Noch ist es zu früh, um von einem Durchbruch zu reden: Doch bei einem Treffen hat der italienische Innenminister Gesprächsbereitschaft in einer alten Streitfrage signalisiert.
Zwei Jahre ist es inzwischen her, seit Italien die Rückübernahme von sogenannten Dublin-Fällen aus der Schweiz und aus anderen europäischen Staaten suspendiert hatte. Das Dublin-Abkommen regelt, welcher Staat für die Prüfung eines Asylgesuchs zuständig ist. Danach ist jeder Staat verpflichtet, Personen zurückzunehmen, die auf seinem Gebiet bereits ein Asylgesuch gestellt hat. Doch im Dezember 2022 kündigte Italien an, wegen der grossen Zahl der ankommenden Flüchtlinge keine solchen Dublin-Fälle zurückzunehmen.
Während zwei Jahren hatten das Justiz- und Polizeidepartement sowie das Aussendepartement vergeblich versucht, Italien zu einem Umdenken zu bewegen. Die Bemühungen verliefen im Sande – bis offenbar am Dienstag. Anlässlich eines Arbeitstreffens mit Bundesrat Beat Jans in Chiasso kündigte der italienische Minister Matteo Piantedosi vor den Medien an, zu Gesprächen über die Wiederaufnahme von Dublin-Überstellungen bereit zu sein. Das teilte das EJPD nach dem Treffen in einer Medienmitteilung mit.

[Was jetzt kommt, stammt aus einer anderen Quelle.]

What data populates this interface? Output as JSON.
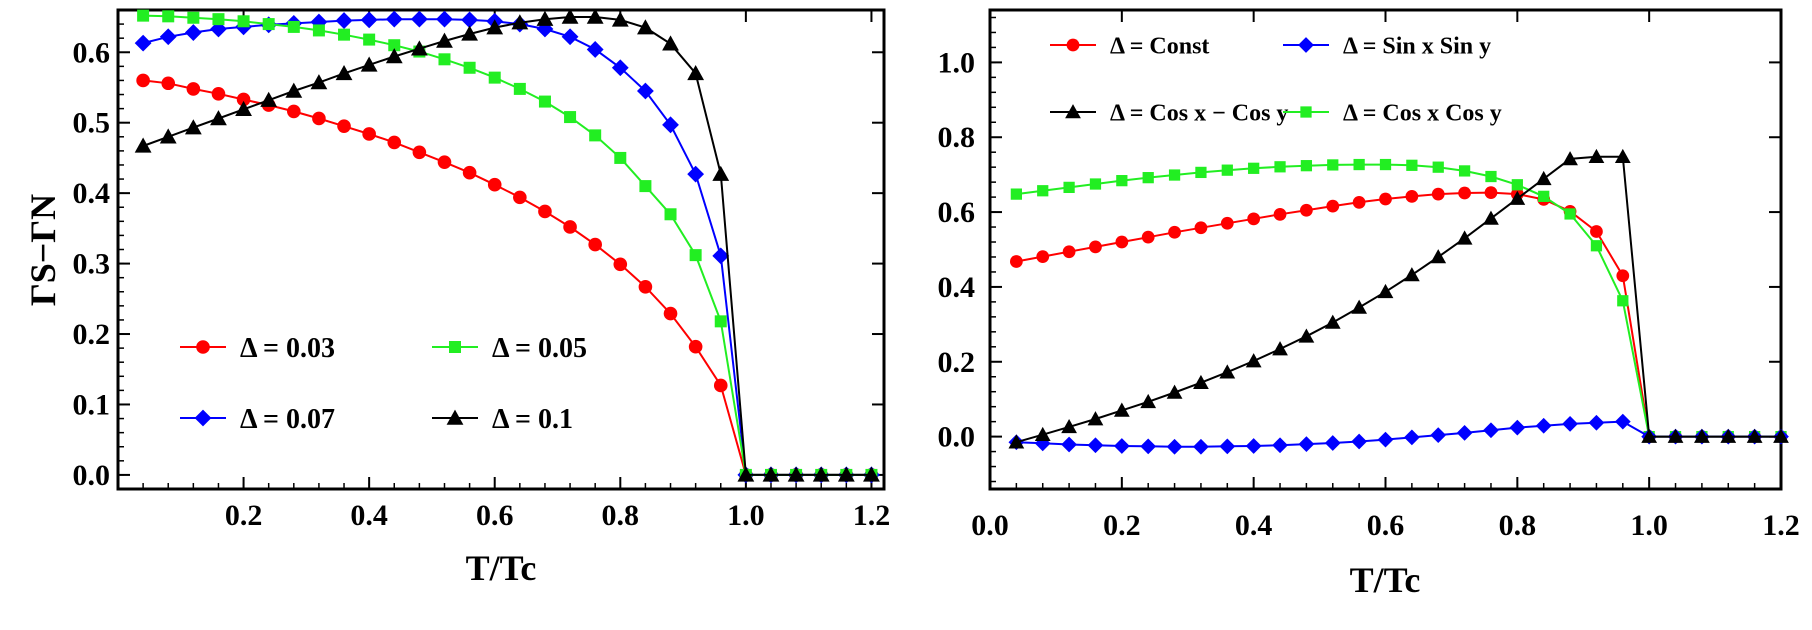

Bemerkenswerte Ankündigung
Seit Dezember 2022 ist die Zuständigkeit als Folge des Rückübernahmestopps für insgesamt 1219 Personen, die in Italien ein Gesuch gestellt haben, auf die Schweiz übergegangen. Das erklärte das Staatssekretariat für Migration (SEM) auf Anfrage. Die Zuständigkeit wechselt in der Regel nach Ablauf einer Frist von sechs Monaten. Bei wie vielen Asylbewerbern diese Frist noch nicht abgelaufen ist, konnte das SEM nicht sagen. Nur solche Personen müsste Italien nach einer allfälligen Aufhebung der Stopps wieder zurücknehmen.
Dennoch ist die Ankündigung bemerkenswert: Seit Monaten war das Dublin-System in der Krise und kam in ganz Europa kaum mehr aus den Schlagzeilen, jedoch scheint sich nun ein Schritt in Richtung Normalisierung abzuzeichnen. Piantedosi habe die Gesprächsbereitschaft mit dem Rückgang der Asylzahlen in Italien sowie mit dem EU-Migrations- und Asylpakt begründet, schreibt das EJPD in einer Medienmitteilung. Der EU-Pakt soll 2026 umgesetzt werden, mit dem Ziel, die EU-Aussengrenzen besser zu sichern und die Länder an den EU-Aussengrenzen zu entlasten.
Weniger Migranten kommen nach Italien
Die Nachricht zeigt, wie stark die Lage im Asylbereich auch in der Schweiz von der migrationspolitischen Entwicklung in ganz Europa abhängig ist. So ist der Rückgang der Asylzahlen in Italien nicht zuletzt auf Abkommen des Landes mit Tunesien und Libyen zurückzuführen, welche zur Eindämmung der irregulären Migration aus den nordafrikanischen Staaten beitragen sollen. Dies hat bereits zu einer spürbaren Entlastung geführt: Heute erreichen viel weniger Migranten die italienische Küste. Das wirkt sich im Übrigen auch auf die Schweizer Asylzahlen aus.
Gleichzeitig wird Italien vom EU-Migrations- und Asylpakt nur profitieren können, wenn es seine Verpflichtungen selbst ebenfalls wahrnimmt. Der EU-Pakt führt erstmals einen verbindlichen Solidaritätsmechanismus ein, mit dem sich die EU-Mitgliedstaaten gegenseitig unterstützen. Damit sollen Staaten, die unter besonderem Migrationsdruck stehen – wie die Länder an den EU-Aussengrenzen – entlastet werden. Die EU erwartet von den betreffenden Staaten allerdings Kooperationsbereitschaft.
Überraschend ist, dass Italien bereits mehr als ein Jahr vor der geplanten Umsetzung des neuen Migrations- und Asylpaktes nun erstmals Einlenken signalisiert. Noch ist es zu früh, um von einem Durchbruch zu sprechen. Piantedosi hat vorerst nur die Bereitschaft zu weiteren Gesprächen über dieses Thema in Aussicht gestellt. Diese sollen im kommenden Jahr in Rom stattfinden, wie das EJPD schreibt. Doch für Jans ist schon dies ein kleiner Erfolg in seinem wichtigsten Dossier.